The third, unmentioned major reason, was personal.
He was not prepared to abandon Mona.
About a year later Mona discovered she was pregnant, and Macmillan immediately
wrote to Jean requesting a divorce, which went through in the next year. Jean
herself moved to England in 1935, where she gained employment as a social
worker. ‘There is nothing in the struggle of the last years to be proud of’, she wrote
back to Margaret Ballinger, ‘there is much to be forgotten, and thankfulness that
peace has come to us both, I think, at last’. She declared Macmillan had not
intended to hurt her, and that ‘he still treats me like a mother, and for this I must be
26
Mona Macmillan, Mona’s Story, chap. 4.
in part to blame’.27
The news that Macmillan received from Wits on the fate of Margaret Hodgson and
the History Department, and on developments in the wider society, convinced him
that he had made the right decision in resigning. On hearing from Hodgson that his
‘brightest stars’, C.W. de Kiewiet and Hodgson herself, had been overlooked in the
appointment of his successor, he wrote ‘They of course passed her over, and with
much political scheming…have appointed Fouché of Pretoria. Peg adds that he is
anti-native and “regrets” my work for Philip and Co.! The Bantu Studies social
workers are wrecking everything, and affairs are shaping (as they may until they
provoke the blacks into kicking) for an Afrikaner Nazidom. To all of which my
reaction is only gratitude to be out of it all; out of a place where my style would be
badly cramped, and clearly placed for a new and more useful start’. In fact, as he
conceded in his autobiography, his ‘future was not so easy’.28 He was not again to
obtain an academic post until after the war.

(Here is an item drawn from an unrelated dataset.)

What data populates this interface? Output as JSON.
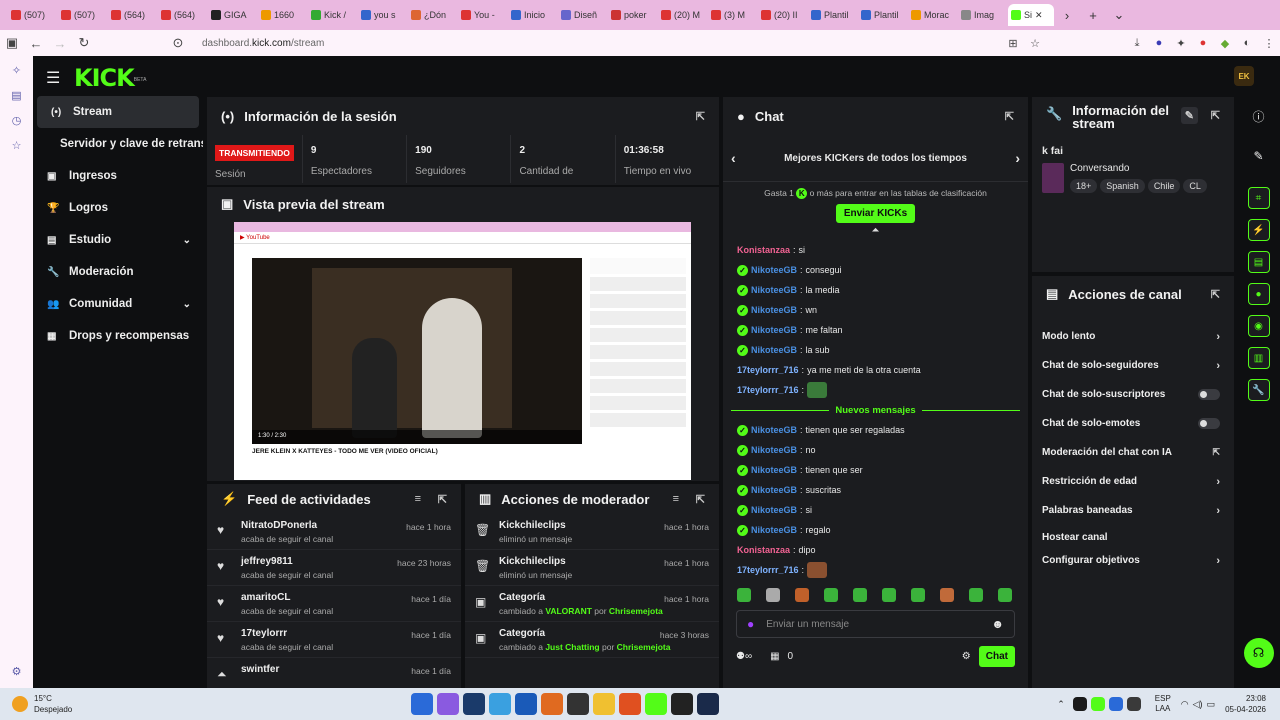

Three universities, Oxford, Natal, and Edinburgh, awarded Macmillan honorary
doctorates in recognition of his pioneer contribution to the historiography of South
Africa, but Rhodes and Wits never so honoured him. Wits declined to offer him an
honorary degree as its hierarchy, while prepared to forget the political controversy
he aroused, remained unwilling to forgive his liaison as a married man with the
daughter of the Vice-Admiral.29
27
Jean Macmillan to Margaret Ballinger, 14 November 1935, Ballinger Papers A 410/B 2.16.1.
28
Macmillan, Autobiography, 246-47.
29
As told by I. Glyn Thomas, Vice Principal, and A. de V. Herholdt, Registrar, to Noel Garson, then
a lecturer in the History Department, after Macmillan had delivered a lecture at Wits when out in
South Africa to receive his honoray doctorate from Natal University.